TikTok Nigeria removed 4.02 million videos and interrupted more than 86,000 LIVE sessions in Q4 2025. The company says most of the takedowns happened before users reported the content.
TikTok Nigeria published new figures in its Q4 2025 Community Guidelines Enforcement Report. The report says the platform took down 4.02 million videos in Nigeria during the quarter.
TikTok says 99.9% of the removed videos were detected proactively. That means TikTok’s systems flagged them before any user report. It also said 98.4% were removed within 24 hours of being posted.
On live video, TikTok interrupted more than 86,000 live rooms in Nigeria for breaching its rules. A live room is a real-time broadcast where creators interact with viewers, similar to live radio with comments.
The report also points to global enforcement activity. TikTok said it removed 175.3 million videos worldwide in Q4 2025, which it estimates is about 0.5% of all uploads. It said more than 152.5 million removals were driven by automated detection, and about 8.4 million videos were reinstated after review.
TikTok also highlighted a stronger push against misleading AI-generated content. It said it requires creators to label realistic AI-generated media and uses tools like Content Credentials (a kind of digital “nutrition label” for media provenance) to spot synthetic content. TikTok said these efforts contributed to the labelling of more than 1.3 billion AI-generated videos globally during the quarter.

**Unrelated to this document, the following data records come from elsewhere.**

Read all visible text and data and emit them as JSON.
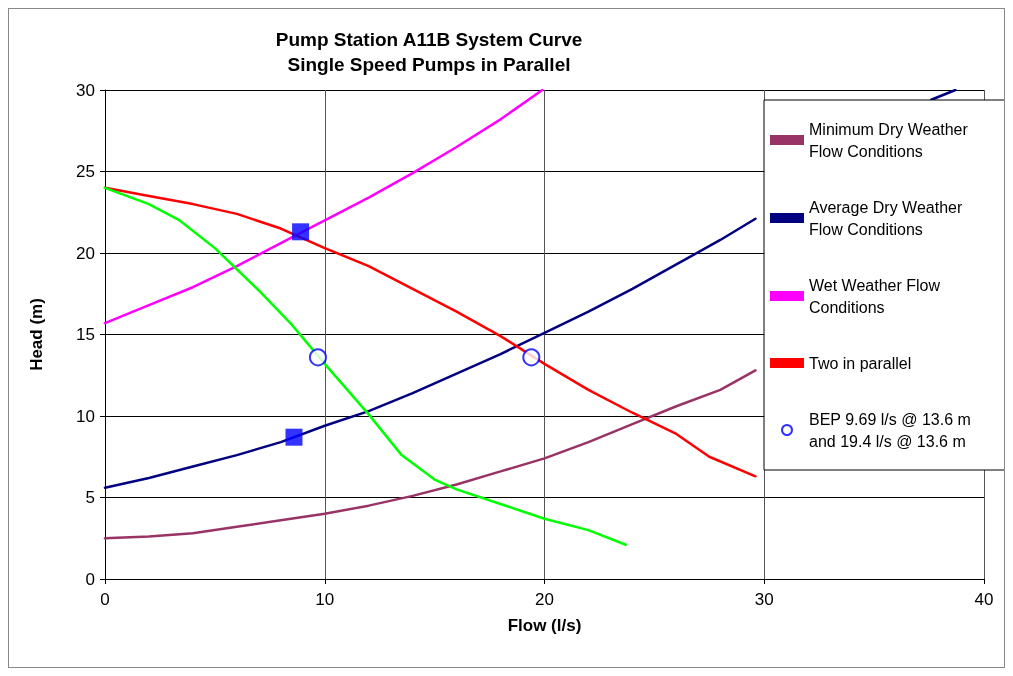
{
  "chart_data": {
    "type": "line",
    "title": "Pump Station A11B System Curve",
    "subtitle": "Single Speed Pumps in Parallel",
    "xlabel": "Flow (l/s)",
    "ylabel": "Head (m)",
    "xlim": [
      0,
      40
    ],
    "ylim": [
      0,
      30
    ],
    "xticks": [
      0,
      10,
      20,
      30,
      40
    ],
    "yticks": [
      0,
      5,
      10,
      15,
      20,
      25,
      30
    ],
    "grid": true,
    "legend": "right",
    "line_style": "solid",
    "series": [
      {
        "name": "Minimum Dry Weather Flow Conditions",
        "color": "#993366",
        "marker": "none",
        "x": [
          0,
          2,
          4,
          6,
          8,
          10,
          12,
          14,
          16,
          18,
          20,
          22,
          24,
          26,
          28,
          29.6
        ],
        "values": [
          2.5,
          2.6,
          2.8,
          3.2,
          3.6,
          4.0,
          4.5,
          5.1,
          5.8,
          6.6,
          7.4,
          8.4,
          9.5,
          10.6,
          11.6,
          12.8
        ]
      },
      {
        "name": "Average Dry Weather Flow Conditions",
        "color": "#000080",
        "marker": "none",
        "x": [
          0,
          2,
          4,
          6,
          8,
          10,
          12,
          14,
          16,
          18,
          20,
          22,
          24,
          26,
          28,
          29.6,
          33,
          37.6,
          38.7
        ],
        "values": [
          5.6,
          6.2,
          6.9,
          7.6,
          8.4,
          9.4,
          10.3,
          11.4,
          12.6,
          13.8,
          15.1,
          16.4,
          17.8,
          19.3,
          20.8,
          22.1,
          null,
          29.4,
          30
        ]
      },
      {
        "name": "Wet Weather Flow Conditions",
        "color": "#ff00ff",
        "marker": "none",
        "x": [
          0,
          2,
          4,
          6,
          8,
          10,
          12,
          14,
          16,
          18,
          19.9
        ],
        "values": [
          15.7,
          16.8,
          17.9,
          19.2,
          20.6,
          22.0,
          23.4,
          24.9,
          26.5,
          28.2,
          30
        ]
      },
      {
        "name": "Two in parallel",
        "color": "#ff0000",
        "marker": "none",
        "x": [
          0,
          2,
          4,
          6,
          8,
          10,
          12,
          14,
          16,
          18,
          20,
          22,
          24,
          26,
          27.5,
          29.6
        ],
        "values": [
          24,
          23.5,
          23,
          22.4,
          21.5,
          20.3,
          19.2,
          17.8,
          16.4,
          14.9,
          13.2,
          11.6,
          10.2,
          8.9,
          7.5,
          6.3
        ]
      },
      {
        "color": "#00ff00",
        "marker": "none",
        "x": [
          0,
          2,
          3.4,
          5,
          7,
          8.5,
          10,
          12,
          13.5,
          15,
          16,
          18,
          20,
          22,
          23.7
        ],
        "values": [
          24,
          23,
          22,
          20.3,
          17.7,
          15.6,
          13.2,
          10.1,
          7.6,
          6.1,
          5.5,
          4.6,
          3.7,
          3.0,
          2.1
        ]
      },
      {
        "type": "scatter",
        "color": "#0000ff",
        "marker": "square",
        "x": [
          8.9,
          8.6
        ],
        "values": [
          21.3,
          8.7
        ]
      },
      {
        "name": "BEP 9.69 l/s @ 13.6 m and 19.4 l/s @ 13.6 m",
        "type": "scatter",
        "color": "#0000ff",
        "marker": "circle",
        "x": [
          9.69,
          19.4
        ],
        "values": [
          13.6,
          13.6
        ]
      }
    ]
  }
}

Nigeria is one of TikTok’s fastest-growing markets in Africa, and content moderation affects creators, brands, and media buyers. Higher enforcement can reduce scams and harmful content, but it can also increase the risk of false positives, where legitimate content is removed and later reinstated.
For creators who earn from livestream gifts and brand deals, LIVE interruptions can quickly cut revenue. TikTok’s focus on automated moderation suggests more decisions will be made by machines first, with humans handling appeals and edge cases.
The company also said it will keep working with Nigerian government agencies, including the Office of the National Security Adviser, and with civil society groups. That signals more local scrutiny around safety, misinformation, and AI content as the creator economy grows.